You have to love a player nicknamed "Pokey". There are just not that many great nicknames in the Major Leagues anymore, but Pokey was one of the good ones. It is particularly interesting because Pokey Reese had great speed. Calvin was his real name but most cards of him after he made the Majors refer to him as Pokey.
Reese was actually acquired by the Red Sox twice. In winter of 2001 he was traded from the Cincinnati Reds, where he spent his entire career to that point and was notably refused to be moved to Seattle in the Ken Griffey, Jr. trade, to the Colorado Rockies. He never played a game for the Rockies and was traded to the Red Sox for Scott Hatteberg. Both Reese and Hatteberg were non-tendered and both became free agents. Reese eventually signed with Pittsburgh while Hatteberg went to the A's. So he never played a game for the Red Sox in 2002. After spending two years in Pittsburgh, Reese signed as a free agent with Boston for the 2004 season.
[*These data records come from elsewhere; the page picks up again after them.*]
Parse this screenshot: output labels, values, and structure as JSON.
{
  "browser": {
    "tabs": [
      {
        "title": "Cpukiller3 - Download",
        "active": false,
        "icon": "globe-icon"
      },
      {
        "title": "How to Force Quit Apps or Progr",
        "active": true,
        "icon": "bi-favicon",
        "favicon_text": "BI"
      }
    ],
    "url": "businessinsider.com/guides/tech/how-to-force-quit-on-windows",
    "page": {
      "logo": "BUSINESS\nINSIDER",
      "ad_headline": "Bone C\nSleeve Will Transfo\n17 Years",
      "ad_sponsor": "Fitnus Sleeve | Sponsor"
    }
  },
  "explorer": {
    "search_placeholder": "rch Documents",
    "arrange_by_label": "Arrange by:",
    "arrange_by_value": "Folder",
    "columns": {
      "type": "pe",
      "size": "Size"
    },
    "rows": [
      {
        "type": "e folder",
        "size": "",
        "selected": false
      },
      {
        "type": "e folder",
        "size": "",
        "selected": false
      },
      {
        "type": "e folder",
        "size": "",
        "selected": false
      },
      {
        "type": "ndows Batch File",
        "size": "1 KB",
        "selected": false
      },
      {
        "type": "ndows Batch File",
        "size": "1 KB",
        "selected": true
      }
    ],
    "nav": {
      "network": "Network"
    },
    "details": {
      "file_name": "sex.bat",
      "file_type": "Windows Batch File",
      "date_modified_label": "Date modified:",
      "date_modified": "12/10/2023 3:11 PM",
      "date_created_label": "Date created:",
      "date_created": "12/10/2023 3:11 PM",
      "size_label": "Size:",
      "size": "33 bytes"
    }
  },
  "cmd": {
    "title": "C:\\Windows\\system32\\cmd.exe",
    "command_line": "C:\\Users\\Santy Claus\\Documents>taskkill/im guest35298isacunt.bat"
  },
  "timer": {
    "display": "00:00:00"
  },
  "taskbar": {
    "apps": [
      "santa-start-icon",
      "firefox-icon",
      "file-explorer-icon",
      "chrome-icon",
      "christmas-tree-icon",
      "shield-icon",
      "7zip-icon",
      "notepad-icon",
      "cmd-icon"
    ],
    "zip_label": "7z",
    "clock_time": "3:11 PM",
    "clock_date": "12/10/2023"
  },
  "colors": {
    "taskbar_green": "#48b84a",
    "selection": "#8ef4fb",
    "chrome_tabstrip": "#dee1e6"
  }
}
Reese was expected to be a backup to second-baseman Mark Bellhorn and shortstop Nomar Garciaparra, but due to injuries, found himself the starting shortstop on Opening Day. Reese actually played more games at shortstop than anyone else on the team in 2004. He played in 96 games but did not contribute much with the bat. He hit just .221/.271/.303 with three home runs, including an inside-the-parker, and 29 RBIs with six stolen bases.
Reese was not much at the plate but he was a very gifted defensive player, and that was where most of his value came from. Reese committed just seven errors all season and displayed exceptional range and a strong arm. Even after Orlando Cabrera solidified the position, Reese was still brought in to play second or short late in games as a defensive replacement.
My enduring image of Reese was him making the final play in the 2004 ALCS against the Yankees. Ruben Sierra hit a groundball off of Alan Embree that was scooped up by Reese, who threw him out at first. And the Red Sox celebrated.